Por supuesto, no solamente la república, el Estado, el país, o cualquier otra de estas entidades abstractas son las que hoy sufren las consecuencias de tanta putrefacción moral, de tanto envilecimiento humano y de la demolición de una noble e importante profesión de servicio como es la del funcionariado público; y tampoco es el propio funcionario envilecido, corrompido, inutilizado, destruido su prestigio y disminuido ante el aprecio general, el que solitariamente paga hoy las facturas que nos legaron sesenta años de coloradismo, sino alguien mucho más importante: la gente, los habitantes del país, en particular los que trabajan, los que producen y que con sus contribuciones tributarias sostienen el costoso e ineficiente aparato del Estado.

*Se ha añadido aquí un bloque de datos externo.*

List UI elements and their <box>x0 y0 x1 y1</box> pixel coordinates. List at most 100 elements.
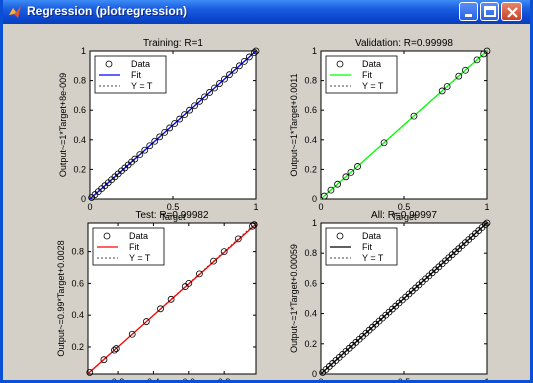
legend-label-data: Data <box>362 231 381 241</box>
data-point <box>112 345 120 352</box>
x-tick-label: 1 <box>253 202 258 212</box>
chart-title: All: R=0.99997 <box>371 210 437 221</box>
data-point <box>201 93 208 101</box>
data-point <box>128 330 136 338</box>
data-point <box>206 89 213 96</box>
matlab-logo-icon <box>9 6 21 18</box>
x-axis-label: Target <box>160 212 186 222</box>
y-axis-label: Output~=1*Target+8e-009 <box>58 73 68 177</box>
legend-data-marker <box>336 232 344 240</box>
y-tick-label: 0 <box>312 194 317 204</box>
y-tick-label: 1 <box>312 46 317 56</box>
data-point <box>249 222 256 230</box>
figure-canvas: Training: R=1 Target Output~=1*Target+8e-0… <box>56 38 491 380</box>
data-point <box>100 356 108 364</box>
maximize-button[interactable] <box>480 2 499 21</box>
maximize-icon <box>484 6 496 17</box>
y-axis-label: Output~=0.99*Target+0.0028 <box>56 240 66 356</box>
data-point <box>142 318 150 325</box>
y-tick-label: 0 <box>312 369 317 379</box>
data-point <box>166 124 174 132</box>
data-point <box>171 120 179 127</box>
data-point <box>473 56 481 64</box>
data-point <box>167 295 175 303</box>
data-point <box>216 80 223 87</box>
x-tick-label: 0 <box>318 202 323 212</box>
x-tick-label: 0.4 <box>147 377 160 380</box>
data-point <box>231 66 238 74</box>
fit-line <box>87 223 257 375</box>
y-axis-label: Output~=1*Target+0.0011 <box>289 73 299 176</box>
data-point <box>443 83 451 90</box>
legend-label-data: Data <box>362 59 381 69</box>
legend-box <box>94 55 167 94</box>
data-point <box>196 270 203 278</box>
y-tick-label: 0.2 <box>304 339 317 349</box>
x-tick-label: 0.5 <box>398 202 411 212</box>
data-point <box>161 129 169 136</box>
legend-label-ideal: Y = T <box>362 81 384 91</box>
data-point <box>438 87 446 95</box>
data-point <box>380 139 388 147</box>
legend-label-fit: Fit <box>129 242 139 252</box>
y-tick-label: 0.8 <box>304 76 317 86</box>
y-tick-label: 0.6 <box>73 105 86 115</box>
x-tick-label: 1 <box>484 202 489 212</box>
data-point <box>410 112 418 120</box>
data-point <box>481 221 489 228</box>
y-tick-label: 0.4 <box>304 309 317 319</box>
x-tick-label: 0 <box>318 377 323 380</box>
fit-line <box>89 50 257 200</box>
legend-data-marker <box>105 60 113 68</box>
data-point <box>221 75 228 83</box>
legend-label-fit: Fit <box>131 70 141 80</box>
x-tick-label: 0.2 <box>112 377 125 380</box>
data-point <box>250 221 258 228</box>
y-tick-label: 0.6 <box>304 278 317 288</box>
data-point <box>327 186 335 194</box>
legend-data-marker <box>336 60 344 68</box>
close-button[interactable] <box>501 2 522 21</box>
data-point <box>252 47 260 55</box>
window-title: Regression (plotregression) <box>27 4 188 18</box>
y-tick-label: 0.4 <box>73 135 86 145</box>
minimize-button[interactable] <box>459 2 478 21</box>
data-point <box>186 106 194 114</box>
x-tick-label: 0 <box>87 202 92 212</box>
legend-label-data: Data <box>129 231 148 241</box>
minimize-icon <box>465 14 472 17</box>
chart-title: Training: R=1 <box>143 38 203 49</box>
y-tick-label: 0.6 <box>71 278 84 288</box>
data-point <box>354 163 361 170</box>
data-point <box>483 219 491 227</box>
y-tick-label: 0.2 <box>71 342 84 352</box>
y-tick-label: 0.2 <box>304 164 317 174</box>
chart-panel-3: Test: R=0.99982Target Output~=0.99*Target… <box>56 210 258 380</box>
legend-label-fit: Fit <box>362 242 372 252</box>
data-point <box>151 137 159 145</box>
legend-label-ideal: Y = T <box>131 81 153 91</box>
data-point <box>240 57 248 65</box>
data-point <box>455 72 463 80</box>
data-point <box>181 111 189 119</box>
data-point <box>176 115 184 123</box>
data-point <box>226 71 233 79</box>
data-point <box>136 151 144 159</box>
y-tick-label: 0.8 <box>71 247 84 257</box>
close-icon <box>507 7 518 18</box>
x-tick-label: 0.5 <box>398 377 411 380</box>
data-point <box>131 155 139 163</box>
title-bar[interactable]: Regression (plotregression) <box>3 0 530 24</box>
data-point <box>342 173 350 181</box>
x-tick-label: 0.6 <box>183 377 196 380</box>
y-axis-label: Output~=1*Target+0.00059 <box>289 244 299 353</box>
y-tick-label: 0.6 <box>304 105 317 115</box>
fit-line <box>320 222 488 375</box>
data-point <box>220 248 228 256</box>
y-tick-label: 1 <box>81 46 86 56</box>
y-tick-label: 0.4 <box>71 310 84 320</box>
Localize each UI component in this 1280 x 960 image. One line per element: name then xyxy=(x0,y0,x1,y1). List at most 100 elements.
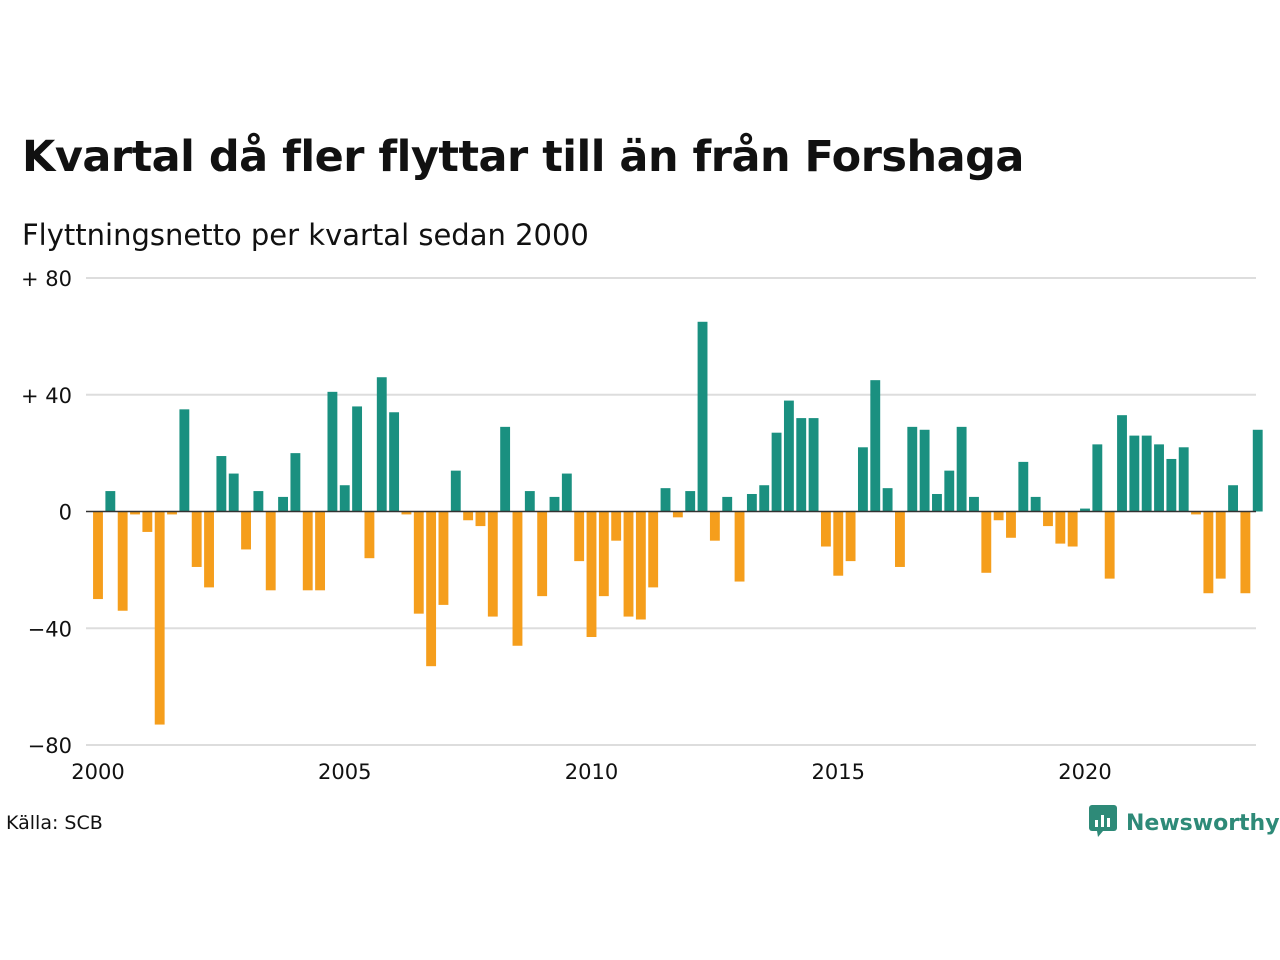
bar-positive xyxy=(919,429,930,512)
brand-name: Newsworthy xyxy=(1126,810,1280,836)
bar-negative xyxy=(709,511,720,541)
bar-positive xyxy=(339,485,350,512)
bar-positive xyxy=(524,491,535,512)
bar-positive xyxy=(1228,485,1238,512)
x-tick-label: 2015 xyxy=(812,760,865,784)
bar-negative xyxy=(1240,511,1251,594)
bar-positive xyxy=(549,496,560,512)
y-tick-label: −40 xyxy=(28,617,72,641)
bar-positive xyxy=(1252,429,1263,512)
bar-negative xyxy=(413,511,424,614)
bar-negative xyxy=(574,511,585,562)
bar-positive xyxy=(376,377,387,512)
bar-positive xyxy=(253,491,264,512)
bar-negative xyxy=(241,511,251,550)
bar-negative xyxy=(635,511,646,620)
bar-negative xyxy=(487,511,498,617)
bar-positive xyxy=(1018,461,1029,512)
bar-negative xyxy=(833,511,844,576)
bar-positive xyxy=(870,380,881,512)
bar-negative xyxy=(1191,511,1201,515)
bar-positive xyxy=(179,409,190,512)
bar-positive xyxy=(771,432,782,512)
bar-negative xyxy=(611,511,622,541)
bar-positive xyxy=(944,470,955,512)
bar-negative xyxy=(734,511,745,582)
chart-subtitle: Flyttningsnetto per kvartal sedan 2000 xyxy=(22,218,589,252)
x-tick-label: 2005 xyxy=(318,760,371,784)
bar-positive xyxy=(389,412,400,512)
bar-positive xyxy=(857,447,868,512)
bar-negative xyxy=(463,511,474,521)
x-tick-label: 2020 xyxy=(1058,760,1111,784)
bar-negative xyxy=(845,511,856,562)
bar-negative xyxy=(1215,511,1226,579)
bar-negative xyxy=(364,511,375,559)
bar-negative xyxy=(537,511,548,597)
bar-positive xyxy=(956,426,967,512)
bar-positive xyxy=(969,496,979,512)
bar-positive xyxy=(216,456,227,512)
bar-negative xyxy=(1006,511,1016,538)
bar-negative xyxy=(117,511,128,611)
bar-positive xyxy=(1178,447,1189,512)
bar-negative xyxy=(315,511,326,591)
bar-positive xyxy=(907,426,918,512)
bar-positive xyxy=(685,491,696,512)
bar-positive xyxy=(1166,458,1177,512)
bar-negative xyxy=(993,511,1004,521)
bar-negative xyxy=(401,511,412,515)
bar-negative xyxy=(167,511,177,515)
bar-positive xyxy=(746,493,757,512)
newsworthy-logo-icon xyxy=(1088,804,1118,842)
brand-logo[interactable]: Newsworthy xyxy=(1088,804,1280,842)
bar-negative xyxy=(191,511,202,567)
bar-positive xyxy=(1030,496,1041,512)
bar-negative xyxy=(426,511,437,667)
bar-negative xyxy=(1043,511,1053,527)
bar-positive xyxy=(783,400,794,512)
bar-positive xyxy=(697,321,708,512)
bar-negative xyxy=(438,511,449,605)
bar-positive xyxy=(808,418,819,512)
bar-negative xyxy=(672,511,683,518)
bar-positive xyxy=(352,406,363,512)
bar-positive xyxy=(1141,435,1152,512)
bar-negative xyxy=(130,511,140,515)
bar-negative xyxy=(302,511,313,591)
bar-negative xyxy=(475,511,486,527)
bar-negative xyxy=(820,511,831,547)
bar-positive xyxy=(327,391,338,512)
x-tick-label: 2010 xyxy=(565,760,618,784)
bar-positive xyxy=(759,485,770,512)
bar-positive xyxy=(561,473,572,512)
x-tick-label: 2000 xyxy=(71,760,124,784)
bar-positive xyxy=(1129,435,1140,512)
bar-negative xyxy=(623,511,634,617)
bar-negative xyxy=(265,511,276,591)
bar-positive xyxy=(882,488,893,512)
bar-positive xyxy=(278,496,288,512)
bar-negative xyxy=(1055,511,1066,544)
y-tick-label: 0 xyxy=(59,501,72,525)
bar-positive xyxy=(722,496,733,512)
bar-positive xyxy=(450,470,461,512)
bar-negative xyxy=(142,511,153,532)
bar-negative xyxy=(154,511,165,725)
bar-negative xyxy=(512,511,523,646)
bar-negative xyxy=(586,511,597,638)
bar-positive xyxy=(796,418,807,512)
zero-line xyxy=(86,510,1256,746)
y-tick-label: + 40 xyxy=(21,384,72,408)
bar-negative xyxy=(204,511,214,588)
y-tick-label: + 80 xyxy=(21,267,72,291)
bar-positive xyxy=(290,453,301,512)
bar-negative xyxy=(981,511,992,573)
bar-negative xyxy=(1203,511,1214,594)
bars xyxy=(93,321,1263,725)
bar-positive xyxy=(932,493,942,512)
bar-positive xyxy=(660,488,671,512)
bar-negative xyxy=(93,511,103,600)
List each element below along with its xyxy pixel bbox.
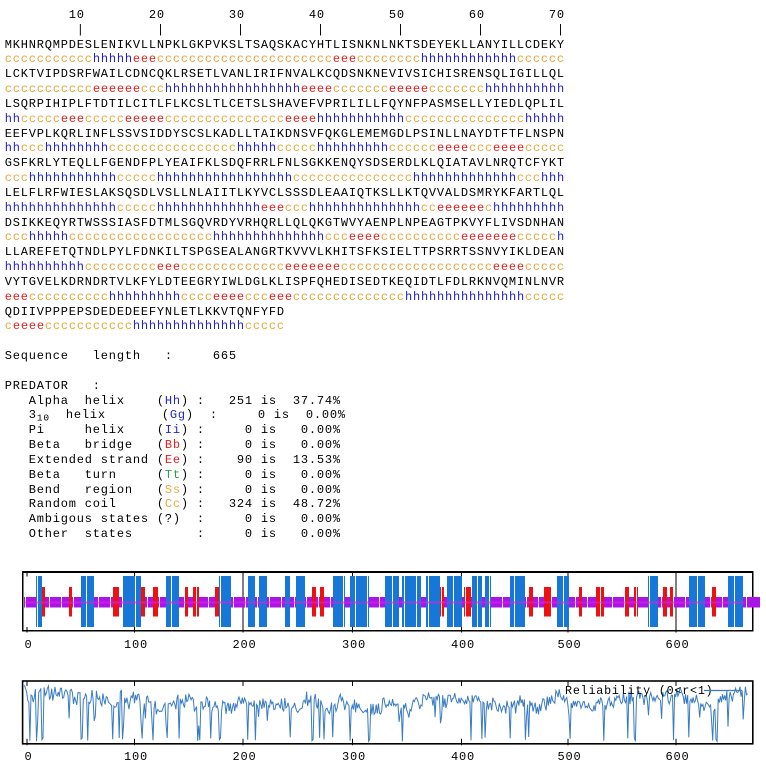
svg-text:200: 200 bbox=[232, 638, 256, 652]
svg-text:600: 600 bbox=[665, 638, 689, 652]
svg-text:200: 200 bbox=[232, 750, 256, 764]
svg-text:500: 500 bbox=[557, 750, 581, 764]
svg-text:400: 400 bbox=[451, 750, 475, 764]
svg-text:0: 0 bbox=[24, 750, 32, 764]
svg-text:300: 300 bbox=[342, 638, 366, 652]
svg-text:0: 0 bbox=[24, 638, 32, 652]
svg-text:600: 600 bbox=[665, 750, 689, 764]
svg-text:Reliability (0<r<1): Reliability (0<r<1) bbox=[565, 684, 713, 698]
svg-text:300: 300 bbox=[342, 750, 366, 764]
svg-text:500: 500 bbox=[557, 638, 581, 652]
svg-text:100: 100 bbox=[124, 750, 148, 764]
svg-text:400: 400 bbox=[451, 638, 475, 652]
svg-text:100: 100 bbox=[124, 638, 148, 652]
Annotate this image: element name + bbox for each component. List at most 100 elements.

Estas son las víctimas más directamente perjudicadas.
Ni este gobierno de Lugo ni ningún otro logrará recuperar en un lustro lo que el Partido Colorado destruyó en seis décadas, pero está en condiciones de iniciar con firmeza y justicia la heroica etapa de comenzar a hacer los cambios fundamentales. Y tiene la responsabilidad de devolver a los trabajadores y contribuyentes que habitan nuestro país, un funcionariado con características completamente opuestas, virtuoso, consciente, capaz de acompañar el progreso moral y material que se pretende, para lo cual es indispensable que se sitúe a la altura de los ambiciosos proyectos que se reclaman desde la sociedad, y que se declaman desde el discurso político.